И ушел к себе в каюту, которую уступил для него командир судна капитан 2-го ранга Шишмарев.
Возможно, что после этого случая Рожественский был доволен собой. Его власть, возымевшая такое действие на массы, еще не утратила своей силы. Но он не предполагал, что люди за время войны и плена изменились и что не каждый раз ему удастся достигнуть такого эффекта. В Порт-Артуре они узнали, с каким тупоумием, дрожа за свои жизни, управляло ими высшее командование. Адмирал Алексеев, генерал Стессель и другие царские ставленники не воевали, а только порочили славу русского оружия! Это по их вине пала крепость и погибли корабли. По их вине десятки тысяч товарищей, бесплодно сражаясь, остались на вечный покой на морском дне и в братских могилах. По их вине торжествует враг. Матросы и солдаты узнали все и про самого Рожественского. А за время пребывания в плену революционеры и нелегальная литература еще более пробудили их сознание.

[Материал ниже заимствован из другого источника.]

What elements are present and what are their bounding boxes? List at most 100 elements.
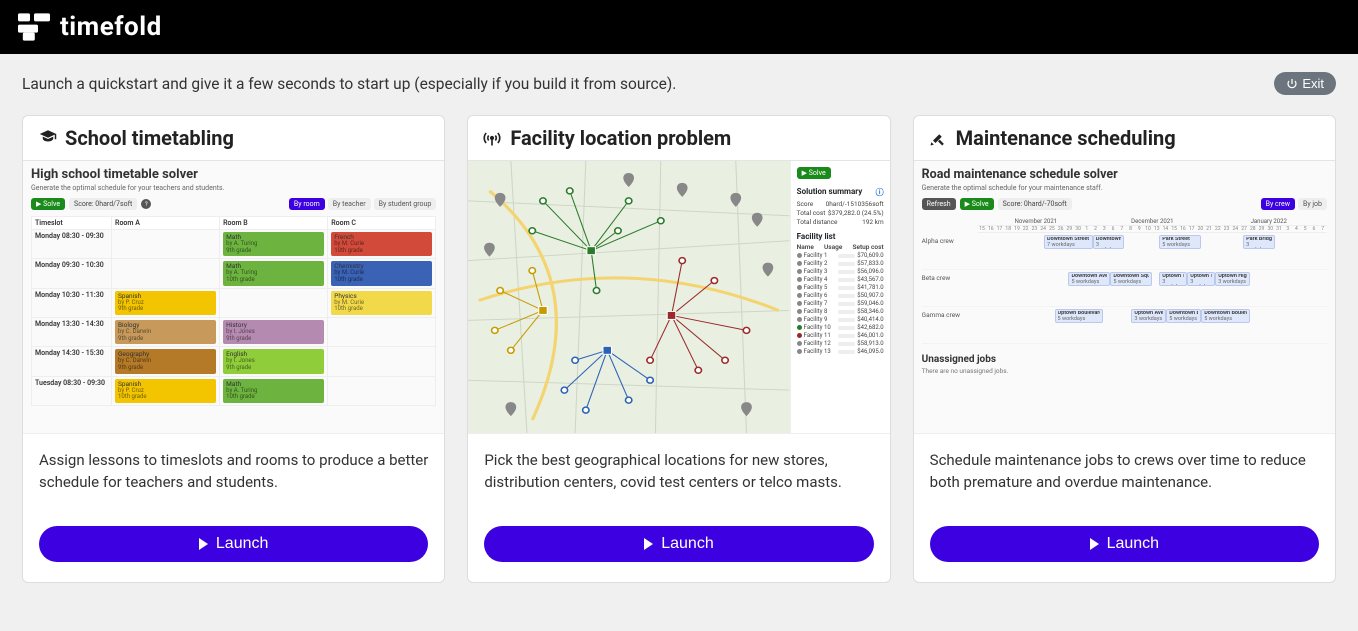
timetable-cell: Chemistryby M. Curie10th grade [328, 259, 436, 288]
timetable-cell [220, 288, 328, 317]
facility-row[interactable]: Facility 3$56,096.0 [797, 268, 884, 275]
lesson-block[interactable]: Spanishby P. Cruz9th grade [115, 291, 216, 315]
timeslot-cell: Monday 10:30 - 11:30 [32, 288, 112, 317]
launch-button[interactable]: Launch [484, 526, 873, 562]
timeslot-cell: Monday 09:30 - 10:30 [32, 259, 112, 288]
gantt-task[interactable]: Park Street5 workdaysPark [1159, 235, 1201, 249]
timeslot-cell: Tuesday 08:30 - 09:30 [32, 376, 112, 405]
gantt-day: 30 [1266, 226, 1275, 232]
gantt-task[interactable]: Downtown Bridge3 workdaysSubway [1093, 235, 1124, 249]
gantt-task[interactable]: Uptown Tunnel3 workdaysUptown [1159, 272, 1187, 286]
facility-row[interactable]: Facility 7$59,046.0 [797, 300, 884, 307]
power-icon [1286, 78, 1298, 90]
lesson-block[interactable]: Biologyby C. Darwin9th grade [115, 320, 216, 344]
facility-list-title: Facility list [797, 232, 884, 241]
facility-row[interactable]: Facility 5$41,781.0 [797, 284, 884, 291]
info-icon[interactable]: ⓘ [876, 187, 884, 198]
facility-row[interactable]: Facility 1$70,609.0 [797, 252, 884, 259]
gantt-task[interactable]: Downtown Boulevard5 workdaysSubway [1201, 309, 1250, 323]
card-title: Maintenance scheduling [956, 126, 1176, 150]
brand: timefold [18, 12, 162, 42]
thumb-title: High school timetable solver [31, 167, 436, 182]
launch-button[interactable]: Launch [930, 526, 1319, 562]
gantt-task[interactable]: Uptown Highway3 workdaysUptown [1215, 272, 1250, 286]
lesson-block[interactable]: Historyby I. Jones9th grade [223, 320, 324, 344]
tab-by-crew[interactable]: By crew [1261, 198, 1295, 210]
dist-label: Total distance [797, 218, 838, 226]
gantt-task[interactable]: Uptown Boulevard5 workdaysUptown [1055, 309, 1104, 323]
gantt-day: 15 [978, 226, 987, 232]
timetable-cell [328, 347, 436, 376]
facility-row[interactable]: Facility 9$40,414.0 [797, 316, 884, 323]
launch-label: Launch [216, 535, 269, 553]
gantt-day: 29 [1257, 226, 1266, 232]
gantt-task[interactable]: Downtown Square5 workdaysDowntown [1110, 272, 1152, 286]
gantt-row: Gamma crewUptown Boulevard5 workdaysUpto… [922, 307, 1327, 344]
gantt-task[interactable]: Downtown Boulevard5 workdaysDowntown [1166, 309, 1201, 323]
score-value: 0hard/-1510356soft [826, 200, 884, 208]
lesson-block[interactable]: Chemistryby M. Curie10th grade [331, 261, 432, 285]
lesson-block[interactable]: Frenchby M. Curie10th grade [331, 232, 432, 256]
timetable-cell [112, 259, 220, 288]
lesson-block[interactable]: Mathby A. Turing10th grade [223, 379, 324, 403]
timetable-grid: TimeslotRoom ARoom BRoom CMonday 08:30 -… [31, 216, 436, 406]
gantt-day: 22 [1021, 226, 1030, 232]
lesson-block[interactable]: Physicsby M. Curie10th grade [331, 291, 432, 315]
exit-button[interactable]: Exit [1274, 72, 1336, 95]
gantt-day: 7 [1117, 226, 1126, 232]
lesson-block[interactable]: Mathby A. Turing9th grade [223, 232, 324, 256]
help-icon[interactable]: ? [141, 199, 151, 209]
launch-label: Launch [661, 535, 714, 553]
tools-icon [928, 128, 948, 148]
facility-row[interactable]: Facility 2$57,833.0 [797, 260, 884, 267]
cost-value: $379,282.0 (24.5%) [828, 209, 884, 217]
solve-button[interactable]: ▶ Solve [31, 198, 65, 210]
card-desc: Pick the best geographical locations for… [468, 434, 889, 504]
lesson-block[interactable]: Geographyby C. Darwin9th grade [115, 349, 216, 373]
lesson-block[interactable]: Englishby I. Jones9th grade [223, 349, 324, 373]
gantt-day: 2 [1091, 226, 1100, 232]
solve-button[interactable]: ▶ Solve [797, 167, 831, 179]
card-thumbnail: Road maintenance schedule solver Generat… [914, 161, 1335, 434]
gantt-day: 1 [1082, 226, 1091, 232]
card-thumbnail: High school timetable solver Generate th… [23, 161, 444, 434]
facility-row[interactable]: Facility 13$46,095.0 [797, 348, 884, 355]
facility-row[interactable]: Facility 12$58,913.0 [797, 340, 884, 347]
launch-button[interactable]: Launch [39, 526, 428, 562]
timetable-column-header: Room A [112, 217, 220, 230]
lesson-block[interactable]: Spanishby P. Cruz10th grade [115, 379, 216, 403]
tab-by-student-group[interactable]: By student group [374, 198, 437, 210]
timetable-cell: Physicsby M. Curie10th grade [328, 288, 436, 317]
facility-row[interactable]: Facility 8$58,346.0 [797, 308, 884, 315]
unassigned-title: Unassigned jobs [922, 354, 1327, 365]
facility-row[interactable]: Facility 11$46,001.0 [797, 332, 884, 339]
timetable-cell: Spanishby P. Cruz9th grade [112, 288, 220, 317]
gantt-day: 4 [1292, 226, 1301, 232]
gantt-task[interactable]: Uptown Ave3 workdaysUptown [1131, 309, 1166, 323]
tab-by-job[interactable]: By job [1298, 198, 1327, 210]
app-header: timefold [0, 0, 1358, 54]
gantt-task[interactable]: Downtown Ave5 workdaysDowntown [1068, 272, 1110, 286]
facility-row[interactable]: Facility 6$50,907.0 [797, 292, 884, 299]
gantt-day: 7 [1318, 226, 1327, 232]
tab-by-teacher[interactable]: By teacher [328, 198, 371, 210]
map-canvas[interactable] [468, 161, 789, 433]
gantt-task[interactable]: Downtown Street7 workdaysDowntown [1044, 235, 1093, 249]
gantt-chart: November 2021December 2021January 2022 1… [922, 218, 1327, 344]
graduation-cap-icon [37, 128, 57, 148]
col-cost: Setup cost [852, 243, 883, 251]
card-school-timetabling: School timetabling High school timetable… [22, 115, 445, 583]
refresh-button[interactable]: Refresh [922, 198, 956, 210]
gantt-task[interactable]: Uptown Tunnel3 workdaysUptown [1187, 272, 1215, 286]
lesson-block[interactable]: Mathby A. Turing10th grade [223, 261, 324, 285]
facility-row[interactable]: Facility 10$42,682.0 [797, 324, 884, 331]
tab-by-room[interactable]: By room [289, 198, 325, 210]
facility-row[interactable]: Facility 4$43,567.0 [797, 276, 884, 283]
gantt-task[interactable]: Park Bridge3 workdaysPark [1243, 235, 1274, 249]
solve-button[interactable]: ▶ Solve [960, 198, 994, 210]
timetable-cell: Englishby I. Jones9th grade [220, 347, 328, 376]
gantt-day: 18 [1004, 226, 1013, 232]
map-side-panel: ▶ Solve Solution summaryⓘ Score0hard/-15… [790, 161, 890, 433]
gantt-day: 24 [1039, 226, 1048, 232]
cost-label: Total cost [797, 209, 826, 217]
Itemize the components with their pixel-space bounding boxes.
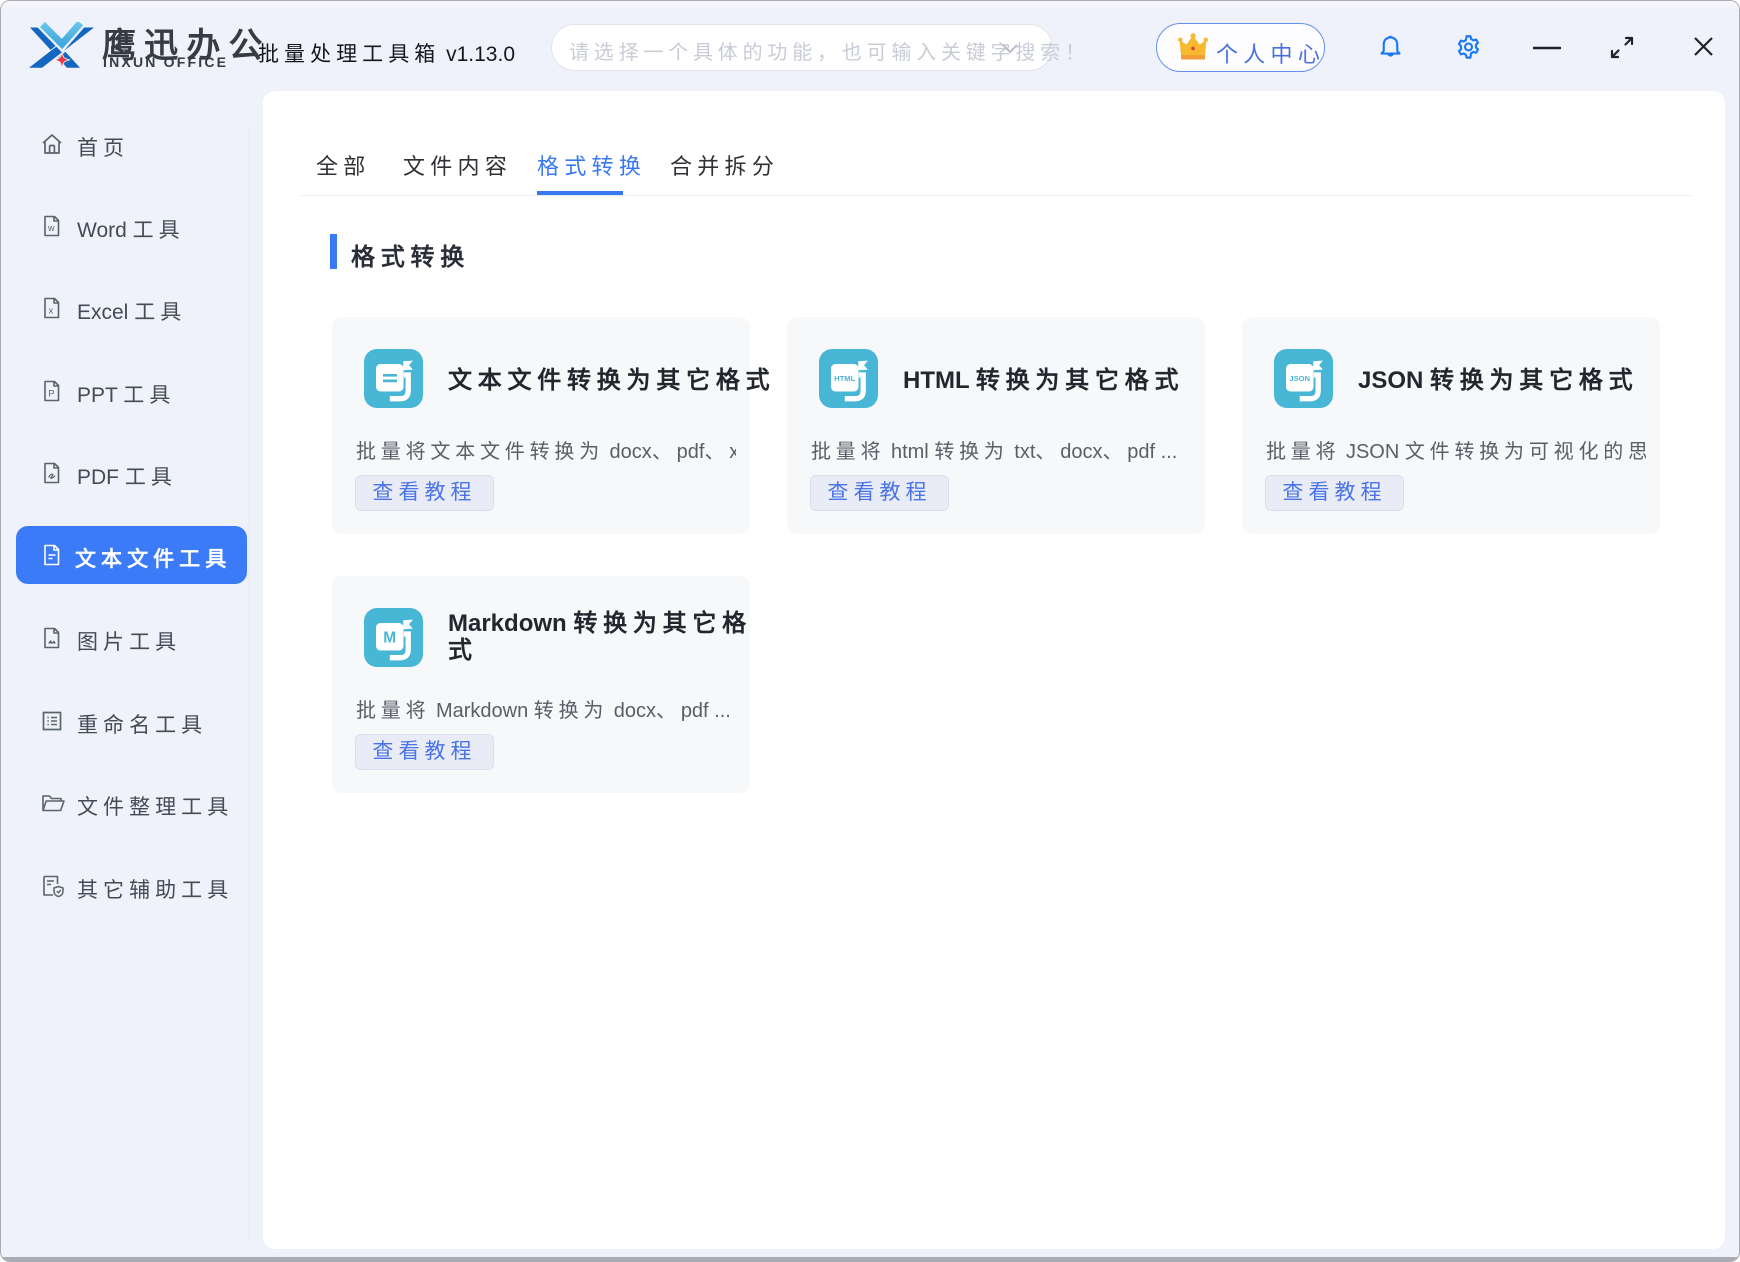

Весть о поступке Рожественского разнеслась по всему кораблю. Люди в трюмах заволновались. А вечером, когда стали раздавать ужин, все повалили на верхнюю палубу. Каша оказалась из прогорклой крупы. Эшелон не притронулся к ней. Поднялся шум, послышались угрозы по адресу начальства. Среди нижних чинов нашлись ораторы, которые, взбираясь на возвышения, произносили речи. Командир парохода капитан 2-го ранга Шишмарев едва успокоил людей, обещав выдать им другой ужин. Считая дело улаженным, он ушел к себе на мостик. Но массу волновал уже другой вопрос – посерьезнее, чем каша. К командиру пришел на мостик делегат от эшелона и заговорил о революции. А потом он заявил, чтобы Рожественский больше не смел так обращаться с нижними чинами.
Вечером, боясь в темноте проходить Симоносекский пролив, пароход стал на якорь у его входа.
Поздно ночью, опираясь на тяжелый костыль, шел по верхней палубе квартирмейстер Кузнецов. Его сопровождали человек десять матросов и солдат. Левую ногу он держал на весу: раненная и недолеченная, она за последние дни загноилась и стала чернеть.
– Ты смелее держись, а мы будем находиться поблизости. В случае чего – весь эшелон за тебя, – наказывали ему товарищи.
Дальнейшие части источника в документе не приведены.